Cem Özdemir, coprésident des Verts, devant le Bundestag, le 21 juin. © John Macdougall/AFP

De plus en plus de responsables politiques allemands sont d’origine étrangère. Défendre à la fois les intérêts de leur pays et ceux de leur communauté ne va pas toujours de soi.

«Près de 25 % de la population est d’origine étrangère, mais seuls 3,5 % des députés au Parlement ne sont pas allemands ‘de souche’, critique Gökay Sofuoglu, le président de la Communauté des Turcs d’Allemagne. C’est pourquoi nous demandons aux partis politiques l’instauration de quotas afin de mieux refléter la diversité de la population. »
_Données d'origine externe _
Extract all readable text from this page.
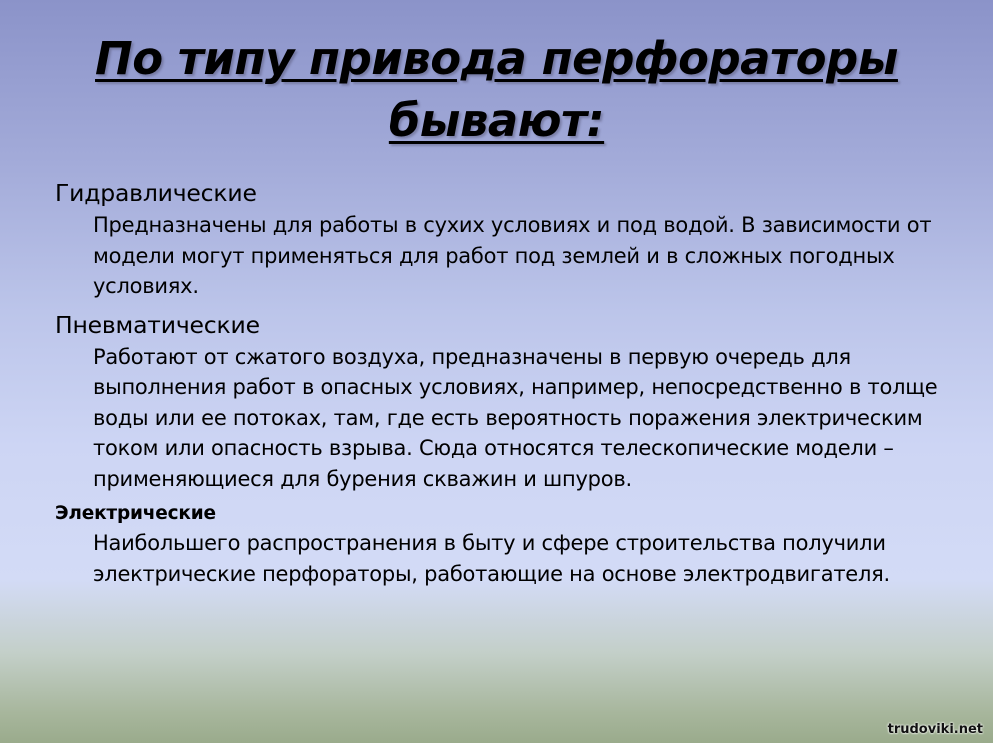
По типу привода перфораторы бывают:

Гидравлические

Предназначены для работы в сухих условиях и под водой. В зависимости от модели могут применяться для работ под землей и в сложных погодных условиях.

Пневматические

Работают от сжатого воздуха, предназначены в первую очередь для выполнения работ в опасных условиях, например, непосредственно в толще воды или ее потоках, там, где есть вероятность поражения электрическим током или опасность взрыва. Сюда относятся телескопические модели – применяющиеся для бурения скважин и шпуров.

Электрические

Наибольшего распространения в быту и сфере строительства получили электрические перфораторы, работающие на основе электродвигателя.

trudoviki.net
La proposition a peu de chances d’aboutir, mais elle met en lumière un débat récurrent à chaque élection. Comme dans de nombreux pays européens, la politique a longtemps été très « blanche » en Allemagne. Elle prend aujourd’hui des couleurs, mais lentement. Sur les 4 828 candidats aux législatives du 24 septembre, 92 sont d’ascendance turque. Les autres origines n’ont pas même été recensées

Partagé entre deux identités

L’un des plus connus de ces parlementaires venus d’ailleurs se nomme Cem Özdemir. Né en Allemagne de parents turcs en 1965, il a été élu en 1994 député du parti Alliance 90/Les Verts et copréside aujourd’hui ce parti (avec Claudia Roth). S’il entend avant tout représenter les intérêts de son pays, il est souvent interrogé sur les questions relatives à l’intégration.

Tout comme Özcan Mutlu, député des Verts né en Turquie, ou Omid Nouripour. Arrivé d’Iran à l’âge de 10 ans, ce dernier est aussi spécialiste des questions de sécurité et du jihadisme. Souvent, les politiques d’origine étrangère se trouvent donc tiraillés entre la défense des intérêts de leur pays et celle des membres de leur communauté, qui se sentent délaissés par les candidats traditionnels. C’est d’ailleurs aussi le cas de la nouvelle génération. Première députée de confession musulmane élue sur les listes des chrétiens-démocrates de la CDU, Cemile Giousouf (39 ans) participe ainsi à de nombreuses manifestations sur le thème de l’immigration.

Du côté des Africains, Karamba Diaby et l’ex-acteur de séries télévisées Charles M. Huber (CDU) avaient fait sensation en 2013 en devenant les premiers politiques d’origine sénégalaise à entrer au Bundestag. Cette année, Diaby est à nouveau candidat pour le SPD tandis que Huber, fils d’un diplomate sénégalais et d’une Allemande, a choisi de se retirer du jeu.